A bill due for debate authorizes the government to form Empresa Pública Nacional Estratégica de Recursos Evaporíticos, which would replace state mining company Comibol's lithium division known as GNRE, Comibol said in a statement on its website.
The new company will have the power to sign JV contracts with local and international private companies to produce lithium batteries, lithium carbonate, chloride, sulfates and hydroxide, in addition to potassium chloride, sulfate and nitrates, Comibol said.

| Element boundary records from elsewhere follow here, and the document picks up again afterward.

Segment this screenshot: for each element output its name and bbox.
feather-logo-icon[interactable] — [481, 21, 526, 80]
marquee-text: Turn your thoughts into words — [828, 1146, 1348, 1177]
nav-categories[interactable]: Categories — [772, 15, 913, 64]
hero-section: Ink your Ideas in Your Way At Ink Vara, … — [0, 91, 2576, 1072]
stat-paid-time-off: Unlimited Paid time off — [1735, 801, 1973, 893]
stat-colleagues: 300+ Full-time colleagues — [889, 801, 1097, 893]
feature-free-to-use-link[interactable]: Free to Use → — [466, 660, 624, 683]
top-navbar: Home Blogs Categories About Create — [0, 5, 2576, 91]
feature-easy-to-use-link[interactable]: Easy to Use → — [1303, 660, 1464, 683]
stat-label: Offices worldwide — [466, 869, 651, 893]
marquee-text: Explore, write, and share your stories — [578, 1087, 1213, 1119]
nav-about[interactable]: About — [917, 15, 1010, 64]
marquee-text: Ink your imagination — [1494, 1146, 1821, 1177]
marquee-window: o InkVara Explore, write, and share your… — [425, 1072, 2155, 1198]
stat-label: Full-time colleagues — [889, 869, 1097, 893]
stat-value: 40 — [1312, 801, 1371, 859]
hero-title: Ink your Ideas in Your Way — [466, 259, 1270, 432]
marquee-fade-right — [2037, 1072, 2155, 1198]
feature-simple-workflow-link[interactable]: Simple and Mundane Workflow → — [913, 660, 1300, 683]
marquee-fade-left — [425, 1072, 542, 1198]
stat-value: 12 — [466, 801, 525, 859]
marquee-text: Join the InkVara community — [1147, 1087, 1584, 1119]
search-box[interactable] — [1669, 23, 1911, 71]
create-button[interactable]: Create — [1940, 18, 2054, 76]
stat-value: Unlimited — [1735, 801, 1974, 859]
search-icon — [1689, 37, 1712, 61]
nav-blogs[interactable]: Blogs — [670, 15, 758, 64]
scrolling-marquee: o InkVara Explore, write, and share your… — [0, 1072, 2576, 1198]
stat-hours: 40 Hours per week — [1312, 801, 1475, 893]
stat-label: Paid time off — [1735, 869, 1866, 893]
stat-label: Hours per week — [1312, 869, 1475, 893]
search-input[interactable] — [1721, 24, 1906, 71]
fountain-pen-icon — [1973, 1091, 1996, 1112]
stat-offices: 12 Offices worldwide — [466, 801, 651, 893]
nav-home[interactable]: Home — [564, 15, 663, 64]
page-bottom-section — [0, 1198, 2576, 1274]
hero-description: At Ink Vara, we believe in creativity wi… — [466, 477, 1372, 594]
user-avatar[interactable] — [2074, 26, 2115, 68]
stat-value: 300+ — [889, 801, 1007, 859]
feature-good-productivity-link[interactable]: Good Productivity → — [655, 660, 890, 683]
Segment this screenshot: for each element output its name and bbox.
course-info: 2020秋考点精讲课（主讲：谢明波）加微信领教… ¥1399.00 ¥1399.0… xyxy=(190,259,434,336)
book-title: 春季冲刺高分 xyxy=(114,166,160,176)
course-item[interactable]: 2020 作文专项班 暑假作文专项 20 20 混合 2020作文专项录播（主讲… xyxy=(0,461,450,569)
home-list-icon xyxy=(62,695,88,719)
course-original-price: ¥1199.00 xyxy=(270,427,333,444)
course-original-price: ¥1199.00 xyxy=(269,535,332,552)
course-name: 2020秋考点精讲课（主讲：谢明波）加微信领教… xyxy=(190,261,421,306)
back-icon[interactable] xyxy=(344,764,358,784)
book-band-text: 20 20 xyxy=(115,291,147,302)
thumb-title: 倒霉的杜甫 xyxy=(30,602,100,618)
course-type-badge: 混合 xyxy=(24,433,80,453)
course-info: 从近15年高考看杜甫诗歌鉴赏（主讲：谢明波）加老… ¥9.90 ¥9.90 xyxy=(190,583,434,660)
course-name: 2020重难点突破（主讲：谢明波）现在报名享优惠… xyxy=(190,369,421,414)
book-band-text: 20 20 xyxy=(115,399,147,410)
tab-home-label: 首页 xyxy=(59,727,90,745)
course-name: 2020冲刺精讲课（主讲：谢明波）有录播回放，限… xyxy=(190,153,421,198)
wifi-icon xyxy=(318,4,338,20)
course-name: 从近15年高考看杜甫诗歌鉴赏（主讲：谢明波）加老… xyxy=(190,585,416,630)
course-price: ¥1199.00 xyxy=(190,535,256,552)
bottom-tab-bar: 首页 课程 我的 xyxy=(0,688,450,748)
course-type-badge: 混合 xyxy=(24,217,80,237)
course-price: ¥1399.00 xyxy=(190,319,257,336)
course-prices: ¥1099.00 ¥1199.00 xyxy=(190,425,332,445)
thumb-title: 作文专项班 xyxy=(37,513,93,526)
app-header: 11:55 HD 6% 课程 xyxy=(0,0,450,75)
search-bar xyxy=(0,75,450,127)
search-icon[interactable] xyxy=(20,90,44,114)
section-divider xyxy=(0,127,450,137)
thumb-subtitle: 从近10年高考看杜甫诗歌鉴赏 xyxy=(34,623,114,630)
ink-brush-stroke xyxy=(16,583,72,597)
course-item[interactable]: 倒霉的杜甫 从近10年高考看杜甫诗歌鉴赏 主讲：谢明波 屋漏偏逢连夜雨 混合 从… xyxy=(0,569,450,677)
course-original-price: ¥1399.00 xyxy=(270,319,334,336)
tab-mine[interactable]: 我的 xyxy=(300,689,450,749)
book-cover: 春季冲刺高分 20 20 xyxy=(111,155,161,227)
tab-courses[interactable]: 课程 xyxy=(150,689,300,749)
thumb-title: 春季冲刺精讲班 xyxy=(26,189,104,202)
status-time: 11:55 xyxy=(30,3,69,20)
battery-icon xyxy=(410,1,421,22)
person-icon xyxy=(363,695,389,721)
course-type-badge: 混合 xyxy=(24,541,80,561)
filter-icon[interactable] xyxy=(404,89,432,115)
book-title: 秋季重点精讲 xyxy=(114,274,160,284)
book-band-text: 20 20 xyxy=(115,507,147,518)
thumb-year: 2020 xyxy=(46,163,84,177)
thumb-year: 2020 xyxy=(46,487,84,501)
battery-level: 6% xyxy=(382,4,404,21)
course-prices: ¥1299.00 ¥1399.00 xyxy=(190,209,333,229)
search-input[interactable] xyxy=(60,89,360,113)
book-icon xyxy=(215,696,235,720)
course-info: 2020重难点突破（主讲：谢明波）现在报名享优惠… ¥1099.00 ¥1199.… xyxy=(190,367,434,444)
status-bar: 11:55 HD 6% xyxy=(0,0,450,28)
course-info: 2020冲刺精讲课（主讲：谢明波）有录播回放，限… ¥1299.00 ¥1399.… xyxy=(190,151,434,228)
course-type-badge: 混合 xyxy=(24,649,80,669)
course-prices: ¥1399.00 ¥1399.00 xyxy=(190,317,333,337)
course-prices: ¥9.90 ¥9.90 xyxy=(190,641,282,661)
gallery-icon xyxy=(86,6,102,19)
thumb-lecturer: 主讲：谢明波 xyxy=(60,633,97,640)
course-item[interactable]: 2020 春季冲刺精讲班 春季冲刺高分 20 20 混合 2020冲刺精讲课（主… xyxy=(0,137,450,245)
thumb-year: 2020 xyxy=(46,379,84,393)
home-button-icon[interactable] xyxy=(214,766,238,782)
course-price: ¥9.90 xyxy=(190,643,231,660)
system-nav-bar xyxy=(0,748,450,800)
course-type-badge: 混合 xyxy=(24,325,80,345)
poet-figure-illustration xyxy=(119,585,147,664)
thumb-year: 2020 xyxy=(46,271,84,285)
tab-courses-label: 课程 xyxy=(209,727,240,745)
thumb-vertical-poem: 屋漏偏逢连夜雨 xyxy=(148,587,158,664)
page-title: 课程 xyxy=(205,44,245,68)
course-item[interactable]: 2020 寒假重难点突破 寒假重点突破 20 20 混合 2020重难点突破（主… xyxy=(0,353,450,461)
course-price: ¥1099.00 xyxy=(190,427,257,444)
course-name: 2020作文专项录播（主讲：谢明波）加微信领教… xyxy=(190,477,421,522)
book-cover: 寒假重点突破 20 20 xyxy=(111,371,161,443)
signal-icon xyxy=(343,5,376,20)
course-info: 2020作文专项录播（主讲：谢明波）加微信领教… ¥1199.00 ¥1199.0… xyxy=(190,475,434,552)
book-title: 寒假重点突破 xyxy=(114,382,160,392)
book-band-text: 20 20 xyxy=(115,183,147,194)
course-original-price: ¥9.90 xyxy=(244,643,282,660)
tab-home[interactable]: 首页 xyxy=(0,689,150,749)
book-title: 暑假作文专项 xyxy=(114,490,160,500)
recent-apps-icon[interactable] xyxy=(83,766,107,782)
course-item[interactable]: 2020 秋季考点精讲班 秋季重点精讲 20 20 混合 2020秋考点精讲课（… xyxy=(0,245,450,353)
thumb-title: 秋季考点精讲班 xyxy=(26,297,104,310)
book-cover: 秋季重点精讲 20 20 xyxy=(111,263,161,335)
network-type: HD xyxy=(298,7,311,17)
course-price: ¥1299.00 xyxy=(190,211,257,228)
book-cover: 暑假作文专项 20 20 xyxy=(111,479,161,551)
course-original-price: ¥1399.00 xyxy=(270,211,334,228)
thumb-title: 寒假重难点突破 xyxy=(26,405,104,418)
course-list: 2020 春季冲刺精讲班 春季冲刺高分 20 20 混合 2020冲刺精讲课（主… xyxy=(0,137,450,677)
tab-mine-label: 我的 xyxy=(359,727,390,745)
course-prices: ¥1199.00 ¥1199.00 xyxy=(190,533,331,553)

Bolivia has been trying to build US$900mn lithium project Salar de Uyuni for decades, but to date has constructed just a pilot plant, which in September sold 15t of lithium carbonate to China at US$9,200/t, Comibol said. The project is designed to produce 50,000t/y of lithium by late 2018.
In other news, a state of emergency was declared in Huanuni – home to Comibol tin-mining concessions – after informal miners raided the properties and stole ore, local newspaper La Razón reported.
Comibol has been beset by problems over the past year, closing its Karachipampa silver-lead smelter and El Mutún iron ore mine because of technical problems and low metals prices. In addition, Swiss trader Glencore last year also filed for arbitration against the Bolivian government for the expropriation of mining assets from 2007-12.
Private investment has plummeted in Bolivia since Morales, who lost a bid to extend his mandate last year, seized mining operations from companies including Jindal Steel, Glencore and South American Silver since first taking office in 2006.